This image would be much more humorous if it wasn’t for the fact that this is an unfortunate and accurate representation of what is happening in our educational systems. Because we have been focusing on the technology and not the learning and have been attempting to gauge the effectiveness of applying today’s technology based on yesterday’s standards we are going nowhere in a hurry. Papert (1993) likened this to:
Attaching a jet engine to an old-fashioned wagon to see whether it will help the horses. Most probably it would frighten the animals and shake the wagon to pieces, “proving” that the jet technology is actually harmful to transportation. (p. 29)
Most people would chuckle at Papert’s example and ask how can anyone or any group be so naive or foolish? Yet, by trying to improve our passive traditional teacher-centered pedagogy with the application or addition of technology, we have essentially strapped a technological jet engine to our classrooms. Perhaps we should be pleased that we are at least not harming the animals (the teachers and students) and haven’t shaken our classrooms (the wagons) into pieces as the ‘no significant difference’ test results would show.

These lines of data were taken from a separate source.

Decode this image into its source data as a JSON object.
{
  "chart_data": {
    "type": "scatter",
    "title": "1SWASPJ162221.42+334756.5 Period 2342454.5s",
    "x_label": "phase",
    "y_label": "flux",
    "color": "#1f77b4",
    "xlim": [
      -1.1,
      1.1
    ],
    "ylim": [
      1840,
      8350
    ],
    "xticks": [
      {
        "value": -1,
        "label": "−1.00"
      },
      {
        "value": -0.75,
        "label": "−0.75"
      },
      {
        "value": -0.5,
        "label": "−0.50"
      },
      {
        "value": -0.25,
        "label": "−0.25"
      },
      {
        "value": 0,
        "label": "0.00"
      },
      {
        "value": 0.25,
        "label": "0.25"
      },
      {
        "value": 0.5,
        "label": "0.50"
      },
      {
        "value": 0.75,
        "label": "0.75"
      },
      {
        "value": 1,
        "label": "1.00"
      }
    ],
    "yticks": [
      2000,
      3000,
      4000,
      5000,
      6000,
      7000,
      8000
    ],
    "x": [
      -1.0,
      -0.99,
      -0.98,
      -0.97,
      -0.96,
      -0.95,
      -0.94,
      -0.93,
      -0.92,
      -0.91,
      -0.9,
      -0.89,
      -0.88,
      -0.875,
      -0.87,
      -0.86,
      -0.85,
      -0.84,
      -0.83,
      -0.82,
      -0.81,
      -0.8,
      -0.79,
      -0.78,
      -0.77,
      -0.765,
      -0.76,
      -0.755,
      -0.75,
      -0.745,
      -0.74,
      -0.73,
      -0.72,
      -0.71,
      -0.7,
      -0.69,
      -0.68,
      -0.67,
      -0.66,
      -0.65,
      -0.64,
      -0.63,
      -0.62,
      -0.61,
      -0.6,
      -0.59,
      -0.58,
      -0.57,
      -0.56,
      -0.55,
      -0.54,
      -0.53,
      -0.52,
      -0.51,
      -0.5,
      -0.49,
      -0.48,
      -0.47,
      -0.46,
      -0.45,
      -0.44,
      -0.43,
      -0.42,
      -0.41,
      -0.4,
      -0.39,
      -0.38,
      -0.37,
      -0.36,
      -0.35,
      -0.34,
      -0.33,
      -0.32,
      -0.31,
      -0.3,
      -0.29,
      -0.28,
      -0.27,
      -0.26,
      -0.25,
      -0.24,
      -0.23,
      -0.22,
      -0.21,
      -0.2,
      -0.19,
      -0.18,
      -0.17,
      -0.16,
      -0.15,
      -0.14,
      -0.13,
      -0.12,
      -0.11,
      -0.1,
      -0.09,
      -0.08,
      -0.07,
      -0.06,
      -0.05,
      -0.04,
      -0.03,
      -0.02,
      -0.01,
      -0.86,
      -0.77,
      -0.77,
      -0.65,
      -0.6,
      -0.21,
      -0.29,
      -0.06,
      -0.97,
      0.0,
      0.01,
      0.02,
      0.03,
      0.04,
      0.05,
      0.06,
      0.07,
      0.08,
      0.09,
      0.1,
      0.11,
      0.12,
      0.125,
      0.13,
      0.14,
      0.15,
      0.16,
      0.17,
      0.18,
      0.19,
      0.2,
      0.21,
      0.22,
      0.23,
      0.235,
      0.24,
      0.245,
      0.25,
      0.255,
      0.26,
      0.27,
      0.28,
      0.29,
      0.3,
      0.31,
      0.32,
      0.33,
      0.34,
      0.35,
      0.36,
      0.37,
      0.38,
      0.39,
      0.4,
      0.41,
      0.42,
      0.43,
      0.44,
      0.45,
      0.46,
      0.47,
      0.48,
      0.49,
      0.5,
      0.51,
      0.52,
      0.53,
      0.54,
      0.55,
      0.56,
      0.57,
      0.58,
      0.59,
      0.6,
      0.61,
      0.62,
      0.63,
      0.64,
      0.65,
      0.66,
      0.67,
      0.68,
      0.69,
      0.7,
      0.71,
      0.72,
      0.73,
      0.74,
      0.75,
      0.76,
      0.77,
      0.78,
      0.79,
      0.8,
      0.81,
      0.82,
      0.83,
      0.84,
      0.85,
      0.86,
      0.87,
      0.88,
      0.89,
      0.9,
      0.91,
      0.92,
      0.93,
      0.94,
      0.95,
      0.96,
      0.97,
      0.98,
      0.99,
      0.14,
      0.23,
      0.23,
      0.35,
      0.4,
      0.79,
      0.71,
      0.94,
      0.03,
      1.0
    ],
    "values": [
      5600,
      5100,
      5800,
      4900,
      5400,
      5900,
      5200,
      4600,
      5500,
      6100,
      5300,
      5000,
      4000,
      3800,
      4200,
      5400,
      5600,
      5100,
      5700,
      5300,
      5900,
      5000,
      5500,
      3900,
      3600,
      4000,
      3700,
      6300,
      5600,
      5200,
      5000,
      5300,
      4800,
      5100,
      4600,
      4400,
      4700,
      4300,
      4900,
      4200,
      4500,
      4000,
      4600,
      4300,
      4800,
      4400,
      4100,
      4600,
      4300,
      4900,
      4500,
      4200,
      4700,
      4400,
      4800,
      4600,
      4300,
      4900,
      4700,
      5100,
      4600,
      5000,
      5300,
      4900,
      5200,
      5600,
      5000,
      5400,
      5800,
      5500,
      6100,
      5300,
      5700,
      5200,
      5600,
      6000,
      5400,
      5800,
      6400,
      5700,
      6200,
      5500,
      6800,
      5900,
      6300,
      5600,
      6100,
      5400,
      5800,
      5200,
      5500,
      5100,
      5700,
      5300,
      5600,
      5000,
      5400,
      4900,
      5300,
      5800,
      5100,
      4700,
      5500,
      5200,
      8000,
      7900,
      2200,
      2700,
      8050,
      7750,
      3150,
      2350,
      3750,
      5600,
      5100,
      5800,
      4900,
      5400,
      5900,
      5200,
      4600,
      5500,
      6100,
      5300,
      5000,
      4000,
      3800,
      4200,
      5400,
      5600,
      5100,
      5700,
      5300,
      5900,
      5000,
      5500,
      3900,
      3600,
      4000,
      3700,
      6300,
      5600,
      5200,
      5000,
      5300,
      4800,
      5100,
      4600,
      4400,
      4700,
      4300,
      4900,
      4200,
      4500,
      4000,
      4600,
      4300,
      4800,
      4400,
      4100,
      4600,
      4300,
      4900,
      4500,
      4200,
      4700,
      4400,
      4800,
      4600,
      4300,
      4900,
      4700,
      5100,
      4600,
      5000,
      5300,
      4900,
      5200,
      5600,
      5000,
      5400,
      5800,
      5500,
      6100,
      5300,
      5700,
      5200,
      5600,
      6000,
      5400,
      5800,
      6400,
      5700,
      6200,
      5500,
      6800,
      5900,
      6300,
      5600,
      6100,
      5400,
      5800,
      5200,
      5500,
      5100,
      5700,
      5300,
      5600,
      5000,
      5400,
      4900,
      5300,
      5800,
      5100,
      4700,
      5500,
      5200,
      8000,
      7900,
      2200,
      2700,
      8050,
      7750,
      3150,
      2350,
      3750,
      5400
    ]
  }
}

Unfortunately, we have the tendency to make similar mistakes when it comes to curriculum planning and instructional design. We all too often look to the content to be covered, update our terminology to reflect the current trends (individualized instruction, flipped classroom, blended learning, genius hour, 20% time, etc.), and then simply add in some new trendy activities to our well-established routines. We also bolt on some technology for added benefit. In minutes you have a new lesson plan, unit plan, or course plan. If you are fortunate enough to have a text book which chapter headings can be used to structure the content delivery steps—all the better.
However, if you really want to create significant learning environments by giving your learners choice, ownership, and voice through authentic learning opportunities then you have to build your courses and programs differently. You can’t just bolt on new activities to your existing curriculum. You have to look at doing things differently by using the backward design mythologies that require you to start with a big hairy audacious goal (BHAG) which you construct by imagining what your learner will look like, become, or be able to accomplish by the end of the course or units of instruction. I have outlined this process in greater details in the post, 4 Keys to aligning outcomes activities, and assessment.

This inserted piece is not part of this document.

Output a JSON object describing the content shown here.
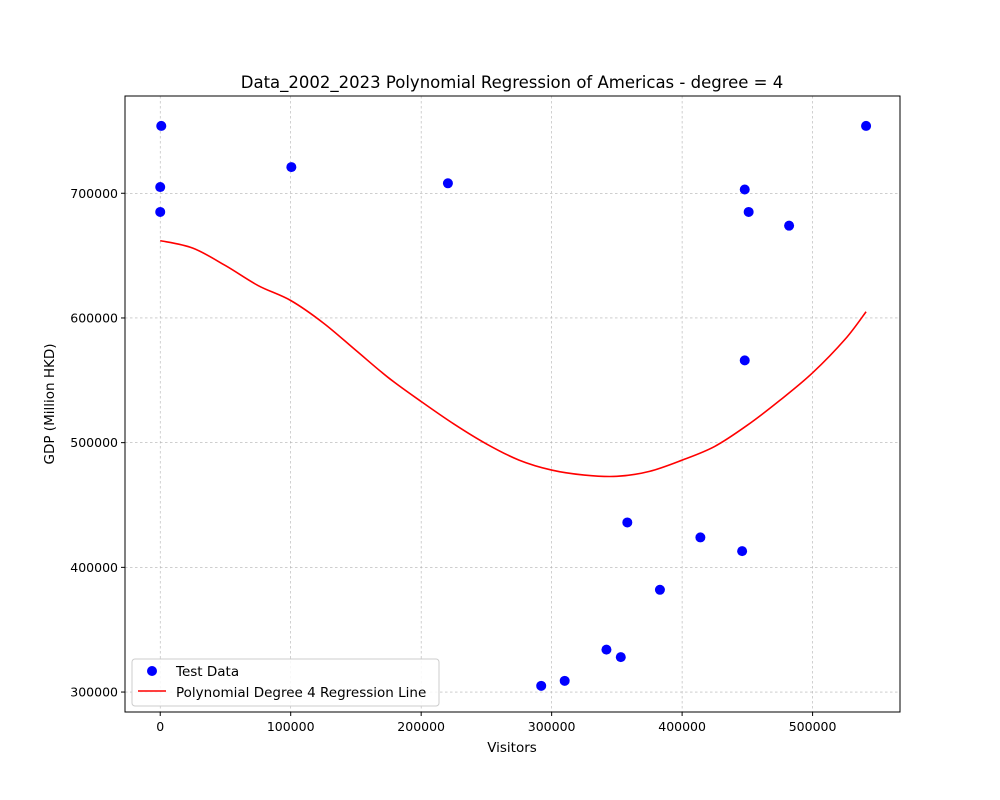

Be forewarned… this is not going to be an easy process. Leon Festinger (1957) has argued that we seek or strive for psychological consistency and are motivated to reduce the cognitive dissonance that comes from dealing with contradictory information or ideas. It is not uncommon to feel psychologically uncomfortable when we are asked to do things differently than what we are accustomed. We look for ways to conform and align what we are doing with what we believe and if we can’t find this alignment we become uncomfortable. When this happens people will either change their beliefs to align with their actions or change their actions to align with their beliefs.
Fortunately, you get to choose how you are going to deal with this situation. If you are put in a position where you are asked to experiment or apply a different approach to creating your course or other units of instruction you have two choices. You can temporarily suspend your traditional content coverage beliefs about course design and adopt the new course design methodologies at the beginning of the process and then the actions of creating your BHAG and aligning outcomes, activities and assessments will fall into place and your discomfort may be limited or reduced. In contrast, if you maintain your traditional beliefs and choose to focus on content coverage you will find that you will not only be uncomfortable with the new course design process you will also not be able to create a BHAG nor align the outcomes, activities, and assessments that are so important to creating significant learning environments.
If you really want to get the most out of any learning opportunity you have to fight through the cognitive dissonance and experiment with the new ideas and processes to see if they really can make a difference. If you aren’t willing to do this with your course or unit design then you really do run the risk of bolting new more powerful ideas onto an antiquated foundation. Don’t your learner’s deserve more?
Festinger, L. (1957). A theory of cognitive dissonance. Stanford, CA: Stanford University Press.
Papert, S. (1993). The children’s machine: Rethinking school in the age of the computer. New York, NY: Basic books.